Since the instructions can be executed in a different order than they were fetched, this results in out-of-order execution. The results of pipelined execution are written to the programmer visible state in the same order that instructions are fetched. This conservative mode is called in-order commit. If an exception occurs, the computer can point to the last instruction executed, and the only registers updated will be those written by instructions before the instruction causing the exception.
By predicting the direction of a branch, a dynamically scheduled processor can continue to fetch and execute instructions along the predicted path. Because the instructions are committed in order, we know whether or not the branch was correctly predicted before any instructions from the predicted path are committed.
A speculative, dynamically scheduled pipeline can also support speculation on load addresses, allowing load-store reordering, and using the commit unit to avoid incorrect speculation.
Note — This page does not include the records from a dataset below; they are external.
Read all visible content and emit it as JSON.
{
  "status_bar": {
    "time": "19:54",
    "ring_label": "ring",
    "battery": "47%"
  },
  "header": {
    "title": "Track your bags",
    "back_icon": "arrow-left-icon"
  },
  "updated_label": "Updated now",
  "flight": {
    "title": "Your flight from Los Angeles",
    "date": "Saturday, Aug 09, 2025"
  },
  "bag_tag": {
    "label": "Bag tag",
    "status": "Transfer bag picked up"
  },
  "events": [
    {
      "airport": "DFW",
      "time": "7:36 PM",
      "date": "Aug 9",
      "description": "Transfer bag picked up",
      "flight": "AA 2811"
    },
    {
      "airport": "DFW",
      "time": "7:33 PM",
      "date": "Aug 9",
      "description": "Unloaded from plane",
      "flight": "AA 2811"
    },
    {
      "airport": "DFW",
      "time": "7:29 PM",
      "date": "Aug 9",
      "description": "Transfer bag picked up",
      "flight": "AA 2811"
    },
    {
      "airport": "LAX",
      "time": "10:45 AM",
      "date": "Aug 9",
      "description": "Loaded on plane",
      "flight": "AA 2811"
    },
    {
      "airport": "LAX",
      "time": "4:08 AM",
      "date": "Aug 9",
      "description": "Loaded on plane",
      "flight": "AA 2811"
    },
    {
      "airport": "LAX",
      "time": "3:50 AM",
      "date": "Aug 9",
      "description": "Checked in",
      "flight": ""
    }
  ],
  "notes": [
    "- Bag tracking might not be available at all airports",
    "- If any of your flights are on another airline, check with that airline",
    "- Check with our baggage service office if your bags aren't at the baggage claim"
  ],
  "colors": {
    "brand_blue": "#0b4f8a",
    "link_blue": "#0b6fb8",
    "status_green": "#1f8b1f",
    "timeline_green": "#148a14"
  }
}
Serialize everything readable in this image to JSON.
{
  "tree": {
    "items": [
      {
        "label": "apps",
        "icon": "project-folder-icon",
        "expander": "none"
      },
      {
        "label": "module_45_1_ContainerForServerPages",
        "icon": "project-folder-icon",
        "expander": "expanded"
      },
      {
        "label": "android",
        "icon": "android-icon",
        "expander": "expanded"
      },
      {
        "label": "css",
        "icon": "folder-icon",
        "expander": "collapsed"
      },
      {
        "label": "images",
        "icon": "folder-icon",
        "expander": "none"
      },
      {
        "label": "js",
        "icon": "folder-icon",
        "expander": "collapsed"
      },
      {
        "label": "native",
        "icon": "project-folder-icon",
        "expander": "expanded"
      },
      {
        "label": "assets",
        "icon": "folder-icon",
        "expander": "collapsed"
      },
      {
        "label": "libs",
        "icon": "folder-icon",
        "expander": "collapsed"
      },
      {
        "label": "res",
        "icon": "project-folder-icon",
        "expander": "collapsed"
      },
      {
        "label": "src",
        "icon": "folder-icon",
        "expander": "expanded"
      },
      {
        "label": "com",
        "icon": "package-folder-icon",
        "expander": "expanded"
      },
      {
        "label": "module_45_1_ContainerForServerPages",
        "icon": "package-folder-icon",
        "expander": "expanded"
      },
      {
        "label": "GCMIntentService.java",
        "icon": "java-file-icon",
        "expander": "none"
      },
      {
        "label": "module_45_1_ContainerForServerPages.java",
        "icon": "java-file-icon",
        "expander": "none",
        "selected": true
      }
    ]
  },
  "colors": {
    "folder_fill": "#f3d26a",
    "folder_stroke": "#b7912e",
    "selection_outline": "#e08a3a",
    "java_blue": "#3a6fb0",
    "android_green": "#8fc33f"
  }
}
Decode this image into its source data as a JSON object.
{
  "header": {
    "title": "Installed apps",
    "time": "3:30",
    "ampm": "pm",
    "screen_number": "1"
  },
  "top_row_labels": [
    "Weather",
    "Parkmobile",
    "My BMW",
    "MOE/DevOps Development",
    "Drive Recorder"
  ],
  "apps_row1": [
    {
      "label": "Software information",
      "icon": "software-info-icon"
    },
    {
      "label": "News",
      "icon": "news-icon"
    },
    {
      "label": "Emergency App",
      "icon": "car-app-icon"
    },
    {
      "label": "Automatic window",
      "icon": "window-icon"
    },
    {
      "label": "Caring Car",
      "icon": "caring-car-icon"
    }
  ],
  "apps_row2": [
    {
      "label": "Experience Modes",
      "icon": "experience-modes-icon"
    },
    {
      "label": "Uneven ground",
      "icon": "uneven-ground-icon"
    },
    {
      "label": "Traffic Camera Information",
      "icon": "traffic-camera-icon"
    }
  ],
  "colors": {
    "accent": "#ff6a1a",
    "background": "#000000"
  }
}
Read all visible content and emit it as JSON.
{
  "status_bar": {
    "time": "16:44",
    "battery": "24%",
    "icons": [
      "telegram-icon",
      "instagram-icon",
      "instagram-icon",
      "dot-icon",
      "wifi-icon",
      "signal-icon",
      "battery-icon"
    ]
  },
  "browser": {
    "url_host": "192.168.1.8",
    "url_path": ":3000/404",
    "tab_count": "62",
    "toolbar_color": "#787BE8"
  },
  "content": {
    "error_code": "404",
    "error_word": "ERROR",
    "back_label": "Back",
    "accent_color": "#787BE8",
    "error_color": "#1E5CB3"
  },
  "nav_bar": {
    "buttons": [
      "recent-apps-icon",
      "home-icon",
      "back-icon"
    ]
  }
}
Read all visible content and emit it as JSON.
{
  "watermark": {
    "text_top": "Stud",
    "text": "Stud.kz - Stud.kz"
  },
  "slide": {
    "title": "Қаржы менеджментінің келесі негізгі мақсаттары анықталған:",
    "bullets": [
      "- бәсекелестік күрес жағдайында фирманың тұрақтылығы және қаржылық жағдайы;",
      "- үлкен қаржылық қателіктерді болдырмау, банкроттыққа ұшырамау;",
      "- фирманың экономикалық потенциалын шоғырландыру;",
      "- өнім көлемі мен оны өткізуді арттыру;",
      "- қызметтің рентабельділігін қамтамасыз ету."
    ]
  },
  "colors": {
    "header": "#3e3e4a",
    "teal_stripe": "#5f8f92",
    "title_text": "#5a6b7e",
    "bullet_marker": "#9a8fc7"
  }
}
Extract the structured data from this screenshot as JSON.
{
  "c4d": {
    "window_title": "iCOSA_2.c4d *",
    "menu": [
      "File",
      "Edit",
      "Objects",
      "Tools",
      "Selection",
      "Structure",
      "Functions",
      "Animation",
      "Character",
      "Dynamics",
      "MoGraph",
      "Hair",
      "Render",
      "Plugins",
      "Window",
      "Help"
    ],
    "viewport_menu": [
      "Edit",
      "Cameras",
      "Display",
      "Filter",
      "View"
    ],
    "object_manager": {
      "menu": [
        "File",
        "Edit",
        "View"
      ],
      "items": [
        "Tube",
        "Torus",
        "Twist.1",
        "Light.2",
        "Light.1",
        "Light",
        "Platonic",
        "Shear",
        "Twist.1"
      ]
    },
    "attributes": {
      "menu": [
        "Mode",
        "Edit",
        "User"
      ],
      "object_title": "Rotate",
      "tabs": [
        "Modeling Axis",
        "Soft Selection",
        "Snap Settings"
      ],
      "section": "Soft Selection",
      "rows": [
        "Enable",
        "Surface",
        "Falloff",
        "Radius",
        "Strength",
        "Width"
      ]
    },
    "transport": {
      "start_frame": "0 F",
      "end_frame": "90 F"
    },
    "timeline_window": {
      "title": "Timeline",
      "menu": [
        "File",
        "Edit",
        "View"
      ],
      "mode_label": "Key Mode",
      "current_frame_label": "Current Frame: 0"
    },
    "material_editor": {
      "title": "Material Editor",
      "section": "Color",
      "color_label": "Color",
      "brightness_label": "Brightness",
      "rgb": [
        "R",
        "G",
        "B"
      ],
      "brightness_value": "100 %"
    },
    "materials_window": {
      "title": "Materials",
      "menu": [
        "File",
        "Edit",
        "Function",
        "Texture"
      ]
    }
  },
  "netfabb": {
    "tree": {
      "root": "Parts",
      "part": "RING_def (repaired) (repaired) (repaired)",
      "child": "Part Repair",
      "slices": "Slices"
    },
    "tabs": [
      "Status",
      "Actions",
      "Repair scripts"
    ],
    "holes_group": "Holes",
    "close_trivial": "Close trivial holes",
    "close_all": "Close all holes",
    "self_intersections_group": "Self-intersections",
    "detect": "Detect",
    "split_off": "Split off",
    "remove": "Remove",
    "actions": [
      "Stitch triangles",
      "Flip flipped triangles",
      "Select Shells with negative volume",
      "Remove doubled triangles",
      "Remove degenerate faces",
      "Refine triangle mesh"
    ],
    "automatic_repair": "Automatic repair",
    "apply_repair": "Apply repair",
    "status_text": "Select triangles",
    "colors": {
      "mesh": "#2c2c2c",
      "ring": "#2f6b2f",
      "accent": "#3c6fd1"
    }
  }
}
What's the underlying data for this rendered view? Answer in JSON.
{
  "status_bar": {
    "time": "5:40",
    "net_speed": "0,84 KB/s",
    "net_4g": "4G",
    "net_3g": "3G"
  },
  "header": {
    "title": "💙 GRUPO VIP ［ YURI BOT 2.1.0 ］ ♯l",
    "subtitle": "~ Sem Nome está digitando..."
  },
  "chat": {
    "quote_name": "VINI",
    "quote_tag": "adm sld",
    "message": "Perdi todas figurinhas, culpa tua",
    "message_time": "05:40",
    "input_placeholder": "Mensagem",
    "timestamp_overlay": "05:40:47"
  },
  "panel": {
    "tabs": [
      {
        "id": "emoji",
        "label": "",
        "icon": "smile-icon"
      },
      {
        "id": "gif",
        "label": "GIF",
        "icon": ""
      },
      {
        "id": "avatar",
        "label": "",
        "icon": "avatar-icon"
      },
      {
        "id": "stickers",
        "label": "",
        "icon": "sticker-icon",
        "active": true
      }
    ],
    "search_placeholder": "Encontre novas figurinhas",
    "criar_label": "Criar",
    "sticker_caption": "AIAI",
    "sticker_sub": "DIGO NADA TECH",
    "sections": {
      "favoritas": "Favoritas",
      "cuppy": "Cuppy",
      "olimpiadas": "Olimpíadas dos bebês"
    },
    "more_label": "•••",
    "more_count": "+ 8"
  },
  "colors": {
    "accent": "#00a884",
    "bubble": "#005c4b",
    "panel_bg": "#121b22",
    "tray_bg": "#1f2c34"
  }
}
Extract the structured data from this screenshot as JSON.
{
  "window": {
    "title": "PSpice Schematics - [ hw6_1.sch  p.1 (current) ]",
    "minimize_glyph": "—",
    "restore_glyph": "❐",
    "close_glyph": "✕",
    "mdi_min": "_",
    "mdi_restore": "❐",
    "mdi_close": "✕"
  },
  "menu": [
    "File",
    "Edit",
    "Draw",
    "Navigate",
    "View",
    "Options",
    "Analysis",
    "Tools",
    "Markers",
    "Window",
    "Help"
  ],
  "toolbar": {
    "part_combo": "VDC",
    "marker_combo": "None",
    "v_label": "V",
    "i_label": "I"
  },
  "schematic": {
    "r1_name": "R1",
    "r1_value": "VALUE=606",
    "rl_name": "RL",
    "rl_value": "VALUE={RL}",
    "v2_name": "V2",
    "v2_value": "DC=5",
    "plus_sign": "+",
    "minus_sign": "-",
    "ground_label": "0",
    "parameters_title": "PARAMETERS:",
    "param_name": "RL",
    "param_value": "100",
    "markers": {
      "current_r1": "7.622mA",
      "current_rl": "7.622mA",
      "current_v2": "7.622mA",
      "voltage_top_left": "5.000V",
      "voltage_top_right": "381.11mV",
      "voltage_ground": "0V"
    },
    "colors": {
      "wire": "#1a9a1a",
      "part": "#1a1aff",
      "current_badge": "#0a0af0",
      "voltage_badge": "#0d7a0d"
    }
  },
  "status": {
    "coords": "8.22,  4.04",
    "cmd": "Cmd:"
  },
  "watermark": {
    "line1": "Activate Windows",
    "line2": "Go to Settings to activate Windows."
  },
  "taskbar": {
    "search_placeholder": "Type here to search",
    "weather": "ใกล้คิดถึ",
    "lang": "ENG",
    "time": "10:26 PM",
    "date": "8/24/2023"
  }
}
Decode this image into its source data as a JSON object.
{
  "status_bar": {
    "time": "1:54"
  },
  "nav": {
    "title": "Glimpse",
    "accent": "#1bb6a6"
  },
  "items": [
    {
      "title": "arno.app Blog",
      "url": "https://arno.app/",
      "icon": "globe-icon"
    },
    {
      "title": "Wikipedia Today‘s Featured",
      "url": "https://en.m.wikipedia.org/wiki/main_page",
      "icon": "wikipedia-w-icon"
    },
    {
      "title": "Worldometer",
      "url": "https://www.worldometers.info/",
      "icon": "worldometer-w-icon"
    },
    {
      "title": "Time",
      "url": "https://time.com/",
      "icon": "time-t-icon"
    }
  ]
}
Dynamic scheduling can handle cases better than compiler code scheduling at the cost of significant increase in hardware complexity.
- Cache misses in the memory hierarchy cause unpredictable stalls. Dynamic scheduling allows the processor to hide some of those stalls by continuing to execute instructions while waiting for the stall to end.
- If the processor speculates on branch outcomes using dynamic branch prediction, it cannot know the exact order of instructions at compile time, since it depends on the predicted and actual behavior of branches. Dynamic scheduling enables handling some cases when dependences are unknown at compile time.
- As the pipeline latency and issue width change from one implementation to another, the best way to compile a code sequence also changes. Dynamic scheduling allows the hardware to hide most of these details. Thus, users and software distributors do not need to worry about having multiple versions of a program for different implementations of the same instruction set.